Tenez, mon maître, je devine, au coin de votre lèvre droite qui se relève, et à votre narine gauche qui se crispe, qu’il vaut autant que je fasse la chose de bonne grâce, que d’en être prié ; d’autant que je sens augmenter mon mal de gorge, que la suite de mes amours sera longue, et que je n’ai guère de courage que pour un ou deux petits contes.

Le maître.

Si Jacques voulait me faire un grand plaisir…

Jacques.

Comment s’y prendrait-il ?

Le maître.

Il débuterait par la perte de son pucelage. Veux-tu que je te le dise ? J’ai toujours été friand du récit de ce grand événement.

Jacques.

Et pourquoi, s’il vous plaît ?

Le maître.

C’est que de tous ceux du même genre, c’est le seul qui soit piquant ; les autres n’en sont que d’insipides et communes répétitions. De tous les péchés d’une jolie pénitente, je suis sûr que le confesseur n’est attentif qu’à celui-là.

Jacques.

Mon maître, mon maître, je vois que vous avez la tête corrompue, et qu’à votre agonie le diable pourrait bien se montrer à vous sous la même forme de parenthèse qu’à Ferragus[1].

Le maître.

Cela se peut. Mais tu fus déniaisé, je gage, par quelque vieille impudique de ton village ?

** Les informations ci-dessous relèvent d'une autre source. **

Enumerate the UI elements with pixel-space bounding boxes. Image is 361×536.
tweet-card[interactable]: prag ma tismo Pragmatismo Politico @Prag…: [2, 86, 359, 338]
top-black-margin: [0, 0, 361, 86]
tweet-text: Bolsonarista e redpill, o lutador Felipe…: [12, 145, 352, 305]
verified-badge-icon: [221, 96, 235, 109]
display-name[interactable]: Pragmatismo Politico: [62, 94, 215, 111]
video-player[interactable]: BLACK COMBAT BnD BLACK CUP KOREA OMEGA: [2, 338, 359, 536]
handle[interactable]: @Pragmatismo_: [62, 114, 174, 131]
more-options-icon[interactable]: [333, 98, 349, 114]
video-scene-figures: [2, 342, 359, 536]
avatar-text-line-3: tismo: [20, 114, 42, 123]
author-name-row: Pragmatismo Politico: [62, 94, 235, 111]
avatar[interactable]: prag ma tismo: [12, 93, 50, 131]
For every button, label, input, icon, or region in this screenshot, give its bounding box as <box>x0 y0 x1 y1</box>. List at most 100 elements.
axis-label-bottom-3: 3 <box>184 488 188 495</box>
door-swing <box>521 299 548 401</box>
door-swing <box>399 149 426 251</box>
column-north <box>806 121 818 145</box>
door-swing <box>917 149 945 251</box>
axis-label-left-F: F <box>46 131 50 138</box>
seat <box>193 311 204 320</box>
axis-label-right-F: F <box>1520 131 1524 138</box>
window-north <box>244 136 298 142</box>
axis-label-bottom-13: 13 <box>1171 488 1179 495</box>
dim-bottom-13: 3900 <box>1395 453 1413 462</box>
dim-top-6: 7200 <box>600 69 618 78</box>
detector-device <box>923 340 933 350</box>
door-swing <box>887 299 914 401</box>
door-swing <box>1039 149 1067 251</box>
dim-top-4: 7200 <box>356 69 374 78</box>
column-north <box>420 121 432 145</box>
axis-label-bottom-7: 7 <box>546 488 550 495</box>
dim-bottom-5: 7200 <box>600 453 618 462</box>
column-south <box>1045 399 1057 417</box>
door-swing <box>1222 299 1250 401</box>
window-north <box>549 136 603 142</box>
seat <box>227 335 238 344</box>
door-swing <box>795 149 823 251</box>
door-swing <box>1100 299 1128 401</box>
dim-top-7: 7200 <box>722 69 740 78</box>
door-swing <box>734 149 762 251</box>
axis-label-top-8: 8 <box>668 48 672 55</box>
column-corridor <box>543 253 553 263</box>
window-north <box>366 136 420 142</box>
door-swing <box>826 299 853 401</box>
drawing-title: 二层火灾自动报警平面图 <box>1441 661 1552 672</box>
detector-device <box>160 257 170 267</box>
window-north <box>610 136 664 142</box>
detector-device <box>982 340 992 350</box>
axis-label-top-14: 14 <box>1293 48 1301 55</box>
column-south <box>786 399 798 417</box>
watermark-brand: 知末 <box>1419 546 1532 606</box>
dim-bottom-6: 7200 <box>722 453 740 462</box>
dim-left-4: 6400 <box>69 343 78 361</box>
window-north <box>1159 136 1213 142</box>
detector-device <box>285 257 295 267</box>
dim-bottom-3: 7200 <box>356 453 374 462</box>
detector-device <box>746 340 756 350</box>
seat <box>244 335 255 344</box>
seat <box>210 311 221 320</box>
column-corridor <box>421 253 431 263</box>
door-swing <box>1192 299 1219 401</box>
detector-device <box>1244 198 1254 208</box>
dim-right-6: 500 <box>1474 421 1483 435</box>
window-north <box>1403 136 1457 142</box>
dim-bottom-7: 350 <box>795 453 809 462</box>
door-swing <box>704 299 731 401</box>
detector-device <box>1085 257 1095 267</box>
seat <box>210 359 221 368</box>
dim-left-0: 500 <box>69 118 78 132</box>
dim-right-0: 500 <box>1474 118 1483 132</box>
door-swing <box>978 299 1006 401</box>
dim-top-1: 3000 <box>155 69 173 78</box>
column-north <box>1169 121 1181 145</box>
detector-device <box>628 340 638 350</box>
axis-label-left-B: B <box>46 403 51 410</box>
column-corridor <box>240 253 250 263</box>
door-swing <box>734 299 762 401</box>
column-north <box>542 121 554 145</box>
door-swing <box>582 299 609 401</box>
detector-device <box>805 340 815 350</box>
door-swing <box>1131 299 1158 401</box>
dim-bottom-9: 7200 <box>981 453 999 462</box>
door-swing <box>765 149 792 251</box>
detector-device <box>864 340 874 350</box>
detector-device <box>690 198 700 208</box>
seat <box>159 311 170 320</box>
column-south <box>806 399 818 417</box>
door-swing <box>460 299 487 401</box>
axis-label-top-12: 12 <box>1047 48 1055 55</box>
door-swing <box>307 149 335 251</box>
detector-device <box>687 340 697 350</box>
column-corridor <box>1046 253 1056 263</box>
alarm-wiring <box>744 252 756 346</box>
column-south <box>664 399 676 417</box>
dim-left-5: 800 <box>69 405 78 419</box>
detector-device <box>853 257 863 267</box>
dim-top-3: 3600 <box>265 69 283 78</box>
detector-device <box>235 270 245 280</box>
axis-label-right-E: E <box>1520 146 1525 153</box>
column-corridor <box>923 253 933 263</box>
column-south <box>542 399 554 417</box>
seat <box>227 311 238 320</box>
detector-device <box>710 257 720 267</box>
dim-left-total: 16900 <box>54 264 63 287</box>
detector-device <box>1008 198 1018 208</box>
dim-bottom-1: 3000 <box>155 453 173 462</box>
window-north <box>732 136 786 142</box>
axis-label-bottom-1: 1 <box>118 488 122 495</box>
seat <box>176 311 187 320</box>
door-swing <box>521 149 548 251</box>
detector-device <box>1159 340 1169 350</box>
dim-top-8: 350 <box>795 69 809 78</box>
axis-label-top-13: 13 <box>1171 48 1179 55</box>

  1. L’auteur ne veut point ici parler du Ferragus de l’Arioste dans l’Orlando furioso, mais de celui que Forti-Guerra a introduit dans son Ricciardetto. Ce papelard devenu ermite y est indignement mutilé par la main de Renaud :

    Le traître avec un couteau de boucher
    M’a fait ennuque ........


    dit Ferragus avec douleur. À son agonie, le diable, qui le trouve de bonne prise, vient lui représenter l’instrument dont la jalousie avait armé la main de son ancien compagnon d’armes. (Br.)